Reading Jonathan Franzen
Franzen’s novels are long, dense, and richly rewarding — he is a writer who believes that fiction can do what the nineteenth-century novel did, which is to map a society’s contradictions through the intimate experience of families. His comedy is sharp and his psychology is precise; his political awareness is significant but never overwhelms the human stories at the centre. Begin with The Corrections: it is his most perfectly controlled novel and the best demonstration of his particular gifts. Continue with Freedom for the larger canvas; continue with Purity for the most international perspective.
Frequently Asked Questions
Where should I start with Jonathan Franzen?
The Corrections (2001) is both the most widely read and the best starting point — the novel that made Franzen famous and that is widely considered one of the greatest American novels of the past twenty-five years. It follows the Lambert family across a single year as the adult children — Chip, Gary, and Denise — navigate their own failures while their parents' marriage and Alfred's mental health deteriorate. Freedom is the best alternative for readers who want something more recent and more expansive; The Corrections is the better single novel.
What is The Corrections about?
The Corrections (2001) follows the Lambert family across a final Christmas: Alfred, a retired railroad engineer whose Parkinson's disease and mental deterioration are progressing, and his wife Enid, who desperately wants one last family Christmas; their son Chip, who has just lost his professor's job after an affair with a student and is fleeing to Lithuania; their son Gary, a Philadelphia banker fighting depression and an ongoing battle of wills with his wife; and their daughter Denise, a celebrated chef whose personal life is in chaos. The novel is a complete portrait of an American family and its individual failures.

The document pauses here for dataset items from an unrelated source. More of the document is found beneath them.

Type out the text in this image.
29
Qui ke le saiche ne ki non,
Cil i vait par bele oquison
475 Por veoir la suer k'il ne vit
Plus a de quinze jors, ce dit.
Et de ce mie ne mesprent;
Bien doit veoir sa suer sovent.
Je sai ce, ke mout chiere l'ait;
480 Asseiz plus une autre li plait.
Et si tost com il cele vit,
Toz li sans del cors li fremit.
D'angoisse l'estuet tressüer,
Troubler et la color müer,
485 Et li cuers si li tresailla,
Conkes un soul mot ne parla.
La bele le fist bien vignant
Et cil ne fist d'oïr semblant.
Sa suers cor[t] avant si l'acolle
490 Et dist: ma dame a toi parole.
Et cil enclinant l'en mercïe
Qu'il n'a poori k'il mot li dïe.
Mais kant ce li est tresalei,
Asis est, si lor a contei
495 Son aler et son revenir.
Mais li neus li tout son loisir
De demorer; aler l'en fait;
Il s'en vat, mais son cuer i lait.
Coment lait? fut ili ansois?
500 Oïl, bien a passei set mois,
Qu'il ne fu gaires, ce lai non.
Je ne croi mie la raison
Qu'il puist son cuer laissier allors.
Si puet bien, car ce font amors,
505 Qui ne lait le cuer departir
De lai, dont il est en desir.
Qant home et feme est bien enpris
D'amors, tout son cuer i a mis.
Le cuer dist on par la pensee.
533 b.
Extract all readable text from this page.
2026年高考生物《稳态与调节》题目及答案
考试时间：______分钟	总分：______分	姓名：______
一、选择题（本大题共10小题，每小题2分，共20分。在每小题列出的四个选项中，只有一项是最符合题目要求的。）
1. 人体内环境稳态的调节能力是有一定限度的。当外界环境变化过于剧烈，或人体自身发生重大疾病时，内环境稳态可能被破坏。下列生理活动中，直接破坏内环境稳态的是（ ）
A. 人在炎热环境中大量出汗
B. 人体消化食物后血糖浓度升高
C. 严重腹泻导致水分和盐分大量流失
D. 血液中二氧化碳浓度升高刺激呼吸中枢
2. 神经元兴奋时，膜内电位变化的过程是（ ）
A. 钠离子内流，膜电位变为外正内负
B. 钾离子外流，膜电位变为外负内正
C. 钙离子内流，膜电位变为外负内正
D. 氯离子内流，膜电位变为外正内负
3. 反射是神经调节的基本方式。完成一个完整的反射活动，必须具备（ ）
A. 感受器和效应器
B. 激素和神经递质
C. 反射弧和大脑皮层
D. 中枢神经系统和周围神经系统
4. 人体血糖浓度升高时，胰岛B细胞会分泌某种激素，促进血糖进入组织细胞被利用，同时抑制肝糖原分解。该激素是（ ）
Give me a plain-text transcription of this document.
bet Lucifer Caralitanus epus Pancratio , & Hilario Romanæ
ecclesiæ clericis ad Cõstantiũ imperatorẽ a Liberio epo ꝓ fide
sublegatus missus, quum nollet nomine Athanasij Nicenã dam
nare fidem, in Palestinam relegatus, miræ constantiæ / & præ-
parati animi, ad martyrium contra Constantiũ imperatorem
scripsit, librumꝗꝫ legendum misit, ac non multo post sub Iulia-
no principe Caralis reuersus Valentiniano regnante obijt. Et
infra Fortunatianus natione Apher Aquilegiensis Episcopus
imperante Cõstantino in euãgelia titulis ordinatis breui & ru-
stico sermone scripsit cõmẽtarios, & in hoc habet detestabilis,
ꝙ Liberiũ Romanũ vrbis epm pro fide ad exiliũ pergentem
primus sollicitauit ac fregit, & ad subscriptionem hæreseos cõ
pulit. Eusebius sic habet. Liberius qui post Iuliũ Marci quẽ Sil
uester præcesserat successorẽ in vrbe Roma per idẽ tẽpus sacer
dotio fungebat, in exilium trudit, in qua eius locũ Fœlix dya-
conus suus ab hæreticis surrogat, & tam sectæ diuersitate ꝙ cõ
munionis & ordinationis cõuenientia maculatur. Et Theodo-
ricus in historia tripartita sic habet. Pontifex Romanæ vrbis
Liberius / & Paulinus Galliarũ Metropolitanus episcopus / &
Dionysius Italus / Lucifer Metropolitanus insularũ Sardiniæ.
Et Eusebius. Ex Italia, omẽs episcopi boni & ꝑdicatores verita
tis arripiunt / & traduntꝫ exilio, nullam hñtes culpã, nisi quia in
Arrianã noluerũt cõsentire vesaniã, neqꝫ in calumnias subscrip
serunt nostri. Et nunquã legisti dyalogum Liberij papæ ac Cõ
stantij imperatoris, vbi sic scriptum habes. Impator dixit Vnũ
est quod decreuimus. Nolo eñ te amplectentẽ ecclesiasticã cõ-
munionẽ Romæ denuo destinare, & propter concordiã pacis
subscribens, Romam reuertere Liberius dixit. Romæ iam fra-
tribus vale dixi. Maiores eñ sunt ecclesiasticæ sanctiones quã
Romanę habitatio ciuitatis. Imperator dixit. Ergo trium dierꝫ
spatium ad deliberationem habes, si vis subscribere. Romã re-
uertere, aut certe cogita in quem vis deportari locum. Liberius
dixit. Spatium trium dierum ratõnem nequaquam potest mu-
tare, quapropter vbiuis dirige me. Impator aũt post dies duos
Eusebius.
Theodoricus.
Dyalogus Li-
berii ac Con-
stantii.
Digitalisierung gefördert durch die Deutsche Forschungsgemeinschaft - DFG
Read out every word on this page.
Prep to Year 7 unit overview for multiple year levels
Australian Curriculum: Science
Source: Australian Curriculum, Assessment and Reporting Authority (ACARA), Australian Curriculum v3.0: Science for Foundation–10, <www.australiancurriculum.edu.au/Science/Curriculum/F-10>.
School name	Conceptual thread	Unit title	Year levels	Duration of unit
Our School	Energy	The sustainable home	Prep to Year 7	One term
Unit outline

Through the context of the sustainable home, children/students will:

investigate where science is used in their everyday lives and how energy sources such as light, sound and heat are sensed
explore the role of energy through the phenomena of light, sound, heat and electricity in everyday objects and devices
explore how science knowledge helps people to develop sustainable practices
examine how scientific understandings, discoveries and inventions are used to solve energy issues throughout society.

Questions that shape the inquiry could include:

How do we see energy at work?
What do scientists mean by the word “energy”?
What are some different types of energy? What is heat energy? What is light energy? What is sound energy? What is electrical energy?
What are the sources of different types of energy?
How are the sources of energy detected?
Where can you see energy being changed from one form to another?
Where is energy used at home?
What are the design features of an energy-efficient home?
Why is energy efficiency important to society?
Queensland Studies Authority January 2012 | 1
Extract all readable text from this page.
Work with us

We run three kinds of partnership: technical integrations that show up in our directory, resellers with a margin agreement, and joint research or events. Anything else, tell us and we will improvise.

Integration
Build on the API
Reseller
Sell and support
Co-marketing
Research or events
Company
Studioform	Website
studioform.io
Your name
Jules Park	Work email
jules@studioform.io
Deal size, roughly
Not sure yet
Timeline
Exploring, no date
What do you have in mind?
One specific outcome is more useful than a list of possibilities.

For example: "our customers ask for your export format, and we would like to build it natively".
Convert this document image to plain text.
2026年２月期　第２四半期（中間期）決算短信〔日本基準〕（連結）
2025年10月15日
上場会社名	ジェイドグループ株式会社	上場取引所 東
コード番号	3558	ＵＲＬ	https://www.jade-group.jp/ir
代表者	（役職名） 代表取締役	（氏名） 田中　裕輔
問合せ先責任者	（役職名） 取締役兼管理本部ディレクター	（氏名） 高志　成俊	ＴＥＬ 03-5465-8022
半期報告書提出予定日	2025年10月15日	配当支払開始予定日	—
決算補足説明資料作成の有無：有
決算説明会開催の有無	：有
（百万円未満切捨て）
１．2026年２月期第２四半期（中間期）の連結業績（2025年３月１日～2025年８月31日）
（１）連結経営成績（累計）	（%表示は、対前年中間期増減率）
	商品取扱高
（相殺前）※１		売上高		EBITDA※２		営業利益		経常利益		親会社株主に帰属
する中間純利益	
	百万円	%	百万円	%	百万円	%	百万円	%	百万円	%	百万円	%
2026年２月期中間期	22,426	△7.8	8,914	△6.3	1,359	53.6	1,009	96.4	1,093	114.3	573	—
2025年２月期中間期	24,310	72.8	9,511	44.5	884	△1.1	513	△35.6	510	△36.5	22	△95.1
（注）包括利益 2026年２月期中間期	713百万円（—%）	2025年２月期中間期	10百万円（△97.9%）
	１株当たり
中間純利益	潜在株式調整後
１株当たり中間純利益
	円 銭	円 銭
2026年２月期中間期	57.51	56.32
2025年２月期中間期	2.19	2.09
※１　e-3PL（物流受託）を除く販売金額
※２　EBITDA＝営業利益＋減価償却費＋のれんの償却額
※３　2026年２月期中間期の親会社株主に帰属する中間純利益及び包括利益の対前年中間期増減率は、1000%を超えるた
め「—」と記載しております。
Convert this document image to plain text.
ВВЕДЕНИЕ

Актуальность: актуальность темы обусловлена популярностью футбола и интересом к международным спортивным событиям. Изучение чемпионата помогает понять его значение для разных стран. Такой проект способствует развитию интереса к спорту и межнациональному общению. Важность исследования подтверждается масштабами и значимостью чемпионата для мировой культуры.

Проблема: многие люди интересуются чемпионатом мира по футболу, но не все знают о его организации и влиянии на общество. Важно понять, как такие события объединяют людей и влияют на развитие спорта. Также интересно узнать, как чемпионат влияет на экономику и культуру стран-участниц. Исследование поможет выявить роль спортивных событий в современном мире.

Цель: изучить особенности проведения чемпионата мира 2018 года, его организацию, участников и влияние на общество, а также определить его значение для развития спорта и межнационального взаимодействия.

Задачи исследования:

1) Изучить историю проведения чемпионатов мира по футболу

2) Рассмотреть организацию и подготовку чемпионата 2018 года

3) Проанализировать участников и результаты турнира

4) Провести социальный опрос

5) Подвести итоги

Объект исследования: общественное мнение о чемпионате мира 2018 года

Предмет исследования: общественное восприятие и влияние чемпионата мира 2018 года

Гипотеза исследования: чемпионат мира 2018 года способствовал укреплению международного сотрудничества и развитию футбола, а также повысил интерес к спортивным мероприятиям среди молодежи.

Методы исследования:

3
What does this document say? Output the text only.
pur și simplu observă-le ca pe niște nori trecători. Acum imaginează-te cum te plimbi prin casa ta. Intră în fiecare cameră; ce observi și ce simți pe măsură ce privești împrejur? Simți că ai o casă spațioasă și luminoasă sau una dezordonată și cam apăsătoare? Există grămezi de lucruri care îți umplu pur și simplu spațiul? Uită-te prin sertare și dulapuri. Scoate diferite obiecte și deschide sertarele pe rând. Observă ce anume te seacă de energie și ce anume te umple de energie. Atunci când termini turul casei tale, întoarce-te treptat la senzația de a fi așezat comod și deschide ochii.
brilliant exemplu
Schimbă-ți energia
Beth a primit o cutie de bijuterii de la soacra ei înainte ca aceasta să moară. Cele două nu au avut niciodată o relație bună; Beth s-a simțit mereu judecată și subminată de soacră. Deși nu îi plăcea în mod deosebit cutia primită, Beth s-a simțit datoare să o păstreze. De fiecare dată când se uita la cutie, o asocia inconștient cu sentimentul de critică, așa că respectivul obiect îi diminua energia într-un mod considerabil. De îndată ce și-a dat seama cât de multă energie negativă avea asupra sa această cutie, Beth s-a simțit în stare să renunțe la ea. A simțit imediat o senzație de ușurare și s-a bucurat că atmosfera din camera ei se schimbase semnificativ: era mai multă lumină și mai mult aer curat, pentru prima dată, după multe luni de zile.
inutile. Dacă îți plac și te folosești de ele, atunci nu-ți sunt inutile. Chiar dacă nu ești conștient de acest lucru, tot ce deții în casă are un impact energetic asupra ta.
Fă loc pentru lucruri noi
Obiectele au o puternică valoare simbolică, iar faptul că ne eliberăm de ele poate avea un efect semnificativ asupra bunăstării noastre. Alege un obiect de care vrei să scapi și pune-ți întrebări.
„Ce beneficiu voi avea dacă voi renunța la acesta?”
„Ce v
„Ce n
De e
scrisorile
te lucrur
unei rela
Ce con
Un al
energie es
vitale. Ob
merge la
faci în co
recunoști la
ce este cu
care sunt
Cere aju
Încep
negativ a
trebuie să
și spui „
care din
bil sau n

What is Freedom by Jonathan Franzen about?
Freedom (2010) follows the Berglund family across three decades — Walter, an idealistic environmentalist; Patty, a former college basketball star turned suburban housewife; their son Joey, who goes his own way; and Richard Katz, Walter's best friend and rock musician, whose relationship with Patty is central to the novel. The novel is Franzen's most politically engaged — war profiteering, environmental destruction, and political polarization all appear — and his most structurally ambitious, spanning thirty years of American life and narrating large sections from Patty's own autobiographical memoir-within-the-novel.
Is Jonathan Franzen controversial?
Jonathan Franzen is one of the most discussed and most controversial literary figures in contemporary American fiction. He is celebrated as the author of great novels in the tradition of the nineteenth-century social novel; he is also criticized for his public statements about the 'Great American Novel,' his ambivalent relationship with Oprah's book club, his views on literary versus genre fiction, and his essays on topics ranging from social media to environmentalism. The controversy around the public figure has sometimes overshadowed the novels, which are more nuanced and more self-critical than his public reputation suggests.